こうしたニュースは、特に中学入試では問われやすいので、しっかり覚えておきたいところです。特に近年は地球温暖化が進んでいると言われるので、猛暑はそれを裏づける出来事として注目しておく必要があります。

しかし、江川崎で最高気温を記録した原因は、猛暑だけではないのです。地図を見てみると、江川崎は四国山地にあります。それを聞くと「山の中って涼しいんじゃないの?」と思われるでしょう。でも、実際はここで最高気温を記録しています。では、なぜ山ぞいの地域が暑くなるのでしょうか。

猛暑の一因となる『フェーン現象』

山ぞいの地域に猛暑をもたらす気象現象、それが『フェーン現象』です。

これは、風が山を越えるときに空気が温められるために、山を越える前よりも越えた後の方が気温が高くなる現象です。空気のかたまりが山を上るとき、湿った空気の気温は標高100m上がるごとに約0.5度下がります。こうして冷やされた空気はそれ以上水分を含むことができなくなります。そのため、水蒸気だった水分は水滴になり、やがてそこに雲ができ雨を降らせます。雨を降らせたことで水分が少なくなり乾いた空気は、今度は山を下ります。その時、空気の気温は100m下るごとに約1度上がるのです。フェーン現象は、このように山を上るときと下るときでは、気温の変化の仕方が異なるために起こる現象です。

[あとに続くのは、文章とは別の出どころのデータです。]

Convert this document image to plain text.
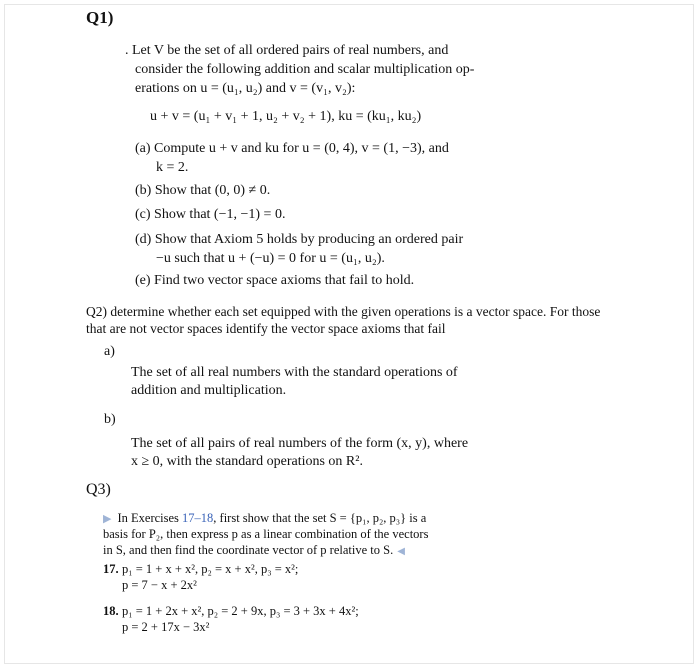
Q1)
. Let V be the set of all ordered pairs of real numbers, and
consider the following addition and scalar multiplication op-
erations on u = (u₁, u₂) and v = (v₁, v₂):
u + v = (u₁ + v₁ + 1, u₂ + v₂ + 1), ku = (ku₁, ku₂)
(a) Compute u + v and ku for u = (0, 4), v = (1, −3), and
k = 2.
(b) Show that (0, 0) ≠ 0.
(c) Show that (−1, −1) = 0.
(d) Show that Axiom 5 holds by producing an ordered pair
−u such that u + (−u) = 0 for u = (u₁, u₂).
(e) Find two vector space axioms that fail to hold.
Q2) determine whether each set equipped with the given operations is a vector space. For those
that are not vector spaces identify the vector space axioms that fail
a)
The set of all real numbers with the standard operations of
addition and multiplication.
b)
The set of all pairs of real numbers of the form (x, y), where
x ≥ 0, with the standard operations on R².
Q3)
▶ In Exercises 17–18, first show that the set S = {p₁, p₂, p₃} is a
basis for P₂, then express p as a linear combination of the vectors
in S, and then find the coordinate vector of p relative to S. ◀
17. p₁ = 1 + x + x², p₂ = x + x², p₃ = x²;
p = 7 − x + 2x²
18. p₁ = 1 + 2x + x², p₂ = 2 + 9x, p₃ = 3 + 3x + 4x²;
p = 2 + 17x − 3x²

たとえば、標高0mの2つの地点AとBの間に標高1000mの山があるとしましょう。湿った空気がAの方から吹きつけ、山を上ると、気温は約5度下がります。そして、山を越えると、今度は気温が約10度も上がることになるのです。つまり、A地点とB地点では、B地点の方が5度も気温が高くなるわけです。

 

高い気温を観測した地点は、地図で位置を確認してみよう

このように、フェーン現象が発生すると気温は大幅に上がります。ちなみに、1933年に40.8度を観測し、熊谷と多治見に更新されるまで70年以上も最高気温の記録を持っていたのは、日本海側の山形でした。これも、太平洋側からの風によるフェーン現象が原因と言われています。

また、フェーン現象は夏に限らず1年中起こります。冬に季節外れの高温を観測することがありますが、これもフェーン現象が関係している場合が多いです。高温を観測した地点のニュースを見たら、地図で位置を確認してみましょう。「近くに山はあるか」「どこから風が吹いてきたのか」などを調べてみると、天気の勉強になるだけではなく、地理の知識も身につきます。